2. Second parent adoption
According to Lambda Legal, a second-parent adoption is a legal proceeding that gives the partner of a biological parent joint parenting rights over their child. For example, a lesbian couple where one woman gives birth to their child might need to undergo second-parent adoption to make sure her partner is recognized as their child’s legal parent.
“It’s really important, again, for us to talk about the legal structure and how the current legal system is when it comes to second-parent adoption,” says Klippel. “It varies depending on where you are in the country and on your local state rules.”
Klippel says, “This is something that you can do with a financial planner in tandem with an estate-planning attorney to make sure those changes are implemented right away.”
3. Estate planning
Estate planning is a strategy to safeguard your family and finances if you die or become incapacitated. Klippel says, “When it comes to estate planning, in terms of who’s going to receive your assets, same-sex couples have to spend a lot more time being intentional with what what your wishes are because the current system isn’t set up for LGBTQ+ families.”
Typically, he says, a husband-and-wife couple’s estate can be allocated in a straightforward way, or one’s estate would be transferred to their next of kin. Klippel has heard stories of an LGBTQ+ person’s estate going to their blood family because their wishes to leave their estate to a partner they were not legally married to were not respected by legal systems in their state.

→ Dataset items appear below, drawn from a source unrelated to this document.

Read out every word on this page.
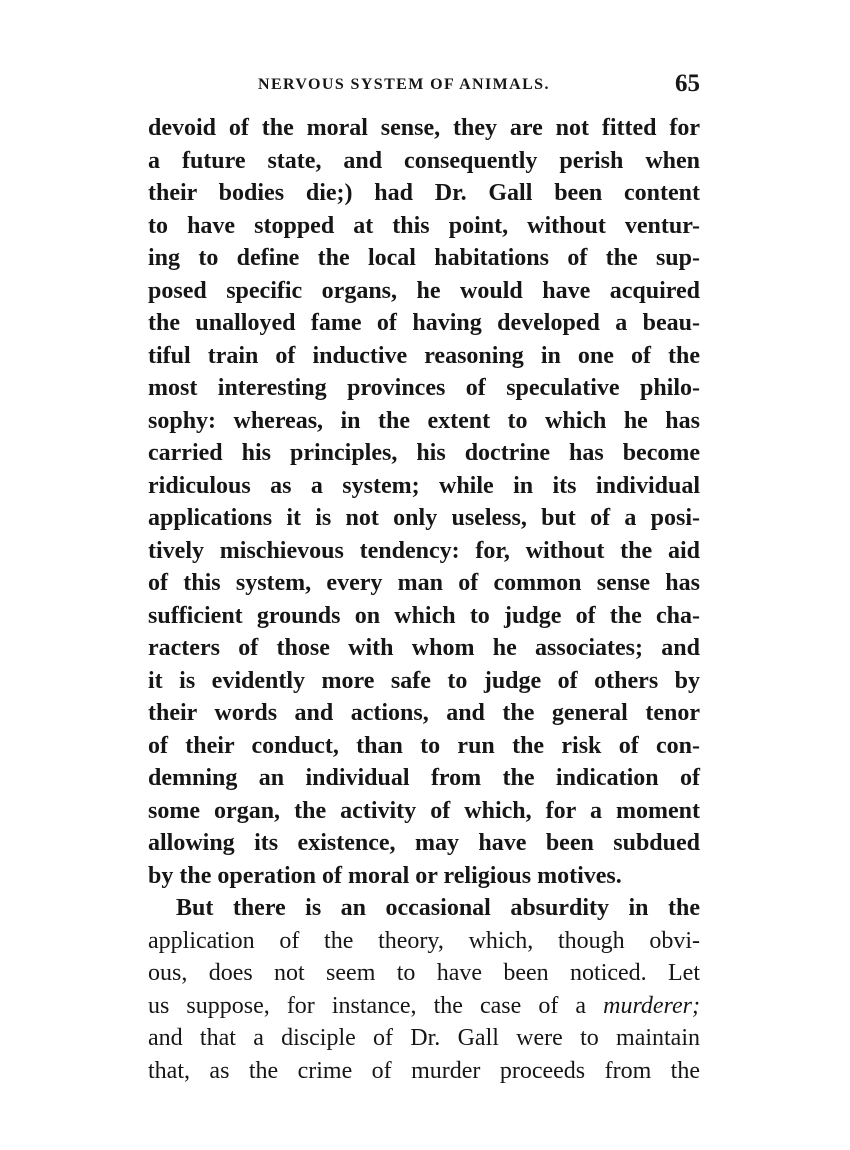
NERVOUS SYSTEM OF ANIMALS.	65
devoid of the moral sense, they are not fitted for
a future state, and consequently perish when
their bodies die;) had Dr. Gall been content
to have stopped at this point, without ventur-
ing to define the local habitations of the sup-
posed specific organs, he would have acquired
the unalloyed fame of having developed a beau-
tiful train of inductive reasoning in one of the
most interesting provinces of speculative philo-
sophy: whereas, in the extent to which he has
carried his principles, his doctrine has become
ridiculous as a system; while in its individual
applications it is not only useless, but of a posi-
tively mischievous tendency: for, without the aid
of this system, every man of common sense has
sufficient grounds on which to judge of the cha-
racters of those with whom he associates; and
it is evidently more safe to judge of others by
their words and actions, and the general tenor
of their conduct, than to run the risk of con-
demning an individual from the indication of
some organ, the activity of which, for a moment
allowing its existence, may have been subdued
by the operation of moral or religious motives.
But there is an occasional absurdity in the
application of the theory, which, though obvi-
ous, does not seem to have been noticed. Let
us suppose, for instance, the case of a murderer;
and that a disciple of Dr. Gall were to maintain
that, as the crime of murder proceeds from the
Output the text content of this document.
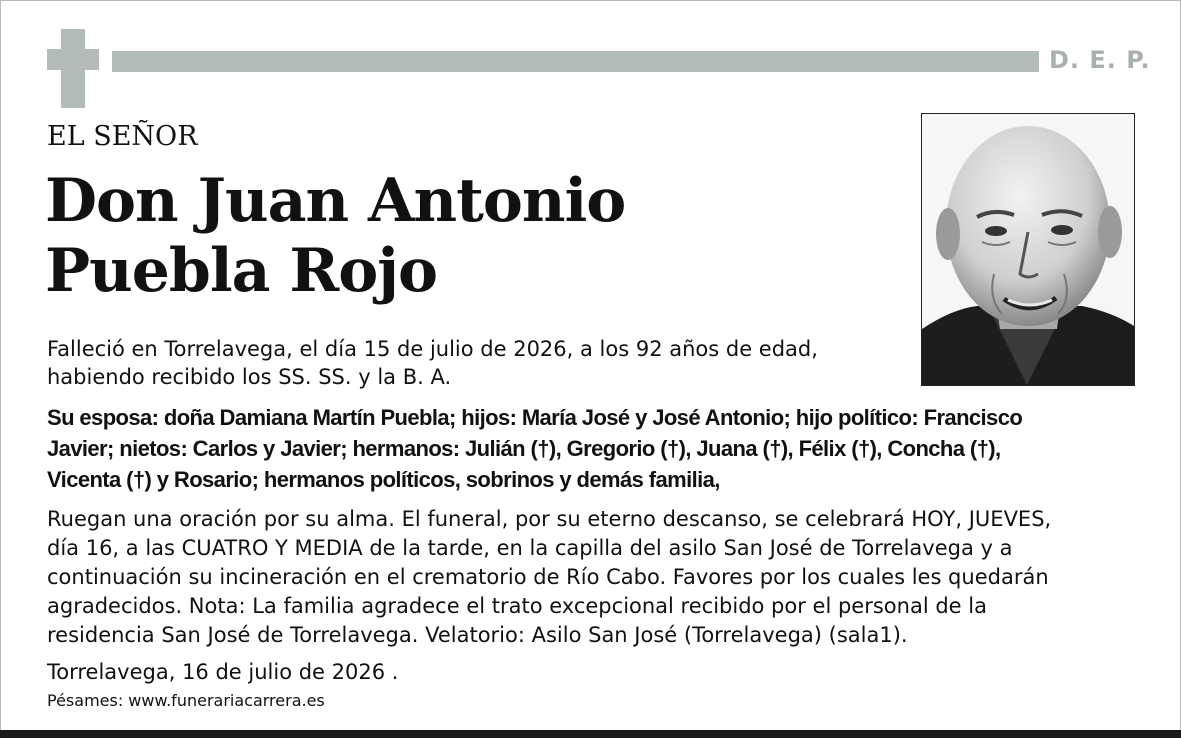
D. E. P.
EL SEÑOR
Don Juan Antonio
Puebla Rojo
Falleció en Torrelavega, el día 15 de julio de 2026, a los 92 años de edad,
habiendo recibido los SS. SS. y la B. A.
Su esposa: doña Damiana Martín Puebla; hijos: María José y José Antonio; hijo político: Francisco
Javier; nietos: Carlos y Javier; hermanos: Julián (†), Gregorio (†), Juana (†), Félix (†), Concha (†),
Vicenta (†) y Rosario; hermanos políticos, sobrinos y demás familia,
Ruegan una oración por su alma. El funeral, por su eterno descanso, se celebrará HOY, JUEVES,
día 16, a las CUATRO Y MEDIA de la tarde, en la capilla del asilo San José de Torrelavega y a
continuación su incineración en el crematorio de Río Cabo. Favores por los cuales les quedarán
agradecidos. Nota: La familia agradece el trato excepcional recibido por el personal de la
residencia San José de Torrelavega. Velatorio: Asilo San José (Torrelavega) (sala1).
Torrelavega, 16 de julio de 2026 .
Pésames: www.funerariacarrera.es
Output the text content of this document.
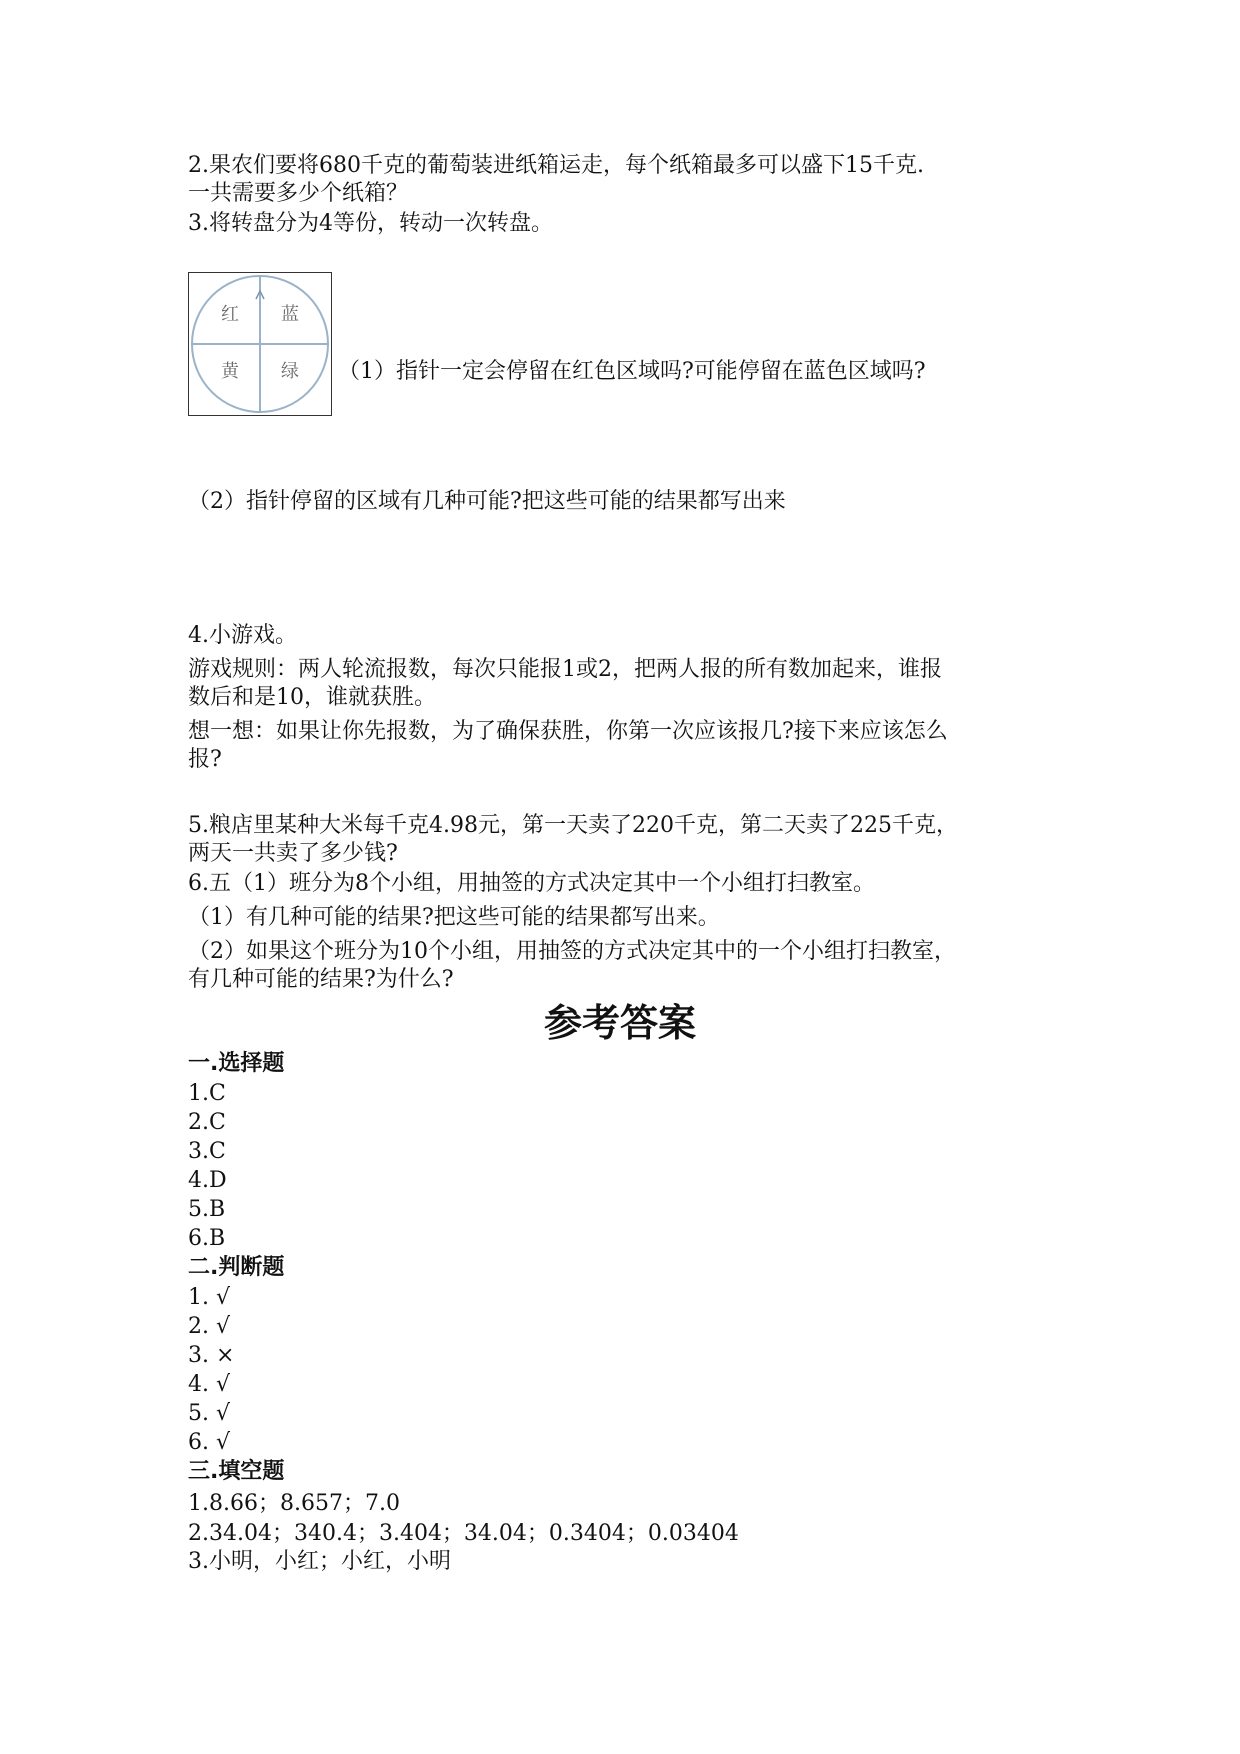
2.果农们要将680千克的葡萄装进纸箱运走，每个纸箱最多可以盛下15千克.
一共需要多少个纸箱？
3.将转盘分为4等份，转动一次转盘。
红 蓝
黄 绿 （1）指针一定会停留在红色区域吗?可能停留在蓝色区域吗?
（2）指针停留的区域有几种可能?把这些可能的结果都写出来
4.小游戏。
游戏规则：两人轮流报数，每次只能报1或2，把两人报的所有数加起来，谁报
数后和是10，谁就获胜。
想一想：如果让你先报数，为了确保获胜，你第一次应该报几?接下来应该怎么
报?
5.粮店里某种大米每千克4.98元，第一天卖了220千克，第二天卖了225千克，
两天一共卖了多少钱?
6.五（1）班分为8个小组，用抽签的方式决定其中一个小组打扫教室。
（1）有几种可能的结果?把这些可能的结果都写出来。
（2）如果这个班分为10个小组，用抽签的方式决定其中的一个小组打扫教室，
有几种可能的结果?为什么?
参考答案
一.选择题
1.C
2.C
3.C
4.D
5.B
6.B
二.判断题
1. √
2. √
3. ×
4. √
5. √
6. √
三.填空题
1.8.66；8.657；7.0
2.34.04；340.4；3.404；34.04；0.3404；0.03404
3.小明，小红；小红，小明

Just like second-parent adoption, Klippel recommends consulting with a financial planner and an estate-planning attorney to make sure your bases are covered.
If you can’t afford to hire an estate planner or financial planner, Klippel recommends doing due diligence on local procedures in your state. Try Googling “second parent adoption + Arizona” or “estate planning LGBTQ + Wyoming.”
He also recommends thinking about the following topics to make the process easier:
- The beneficiaries for your 401(k) after you die, or if you become incapacitated
- Transfer of debt designation — this is who you want your debt to be transferred to after you die, or if you become incapacitated
- Who you want your accounts transferred to after you die, or if you become incapacitated
Finally, Klippel says, “Make sure you have a file that has your most up-to-date records that you can periodically review, ideally on an annual basis. We recommend reviewing these sorts of things at least every five years.”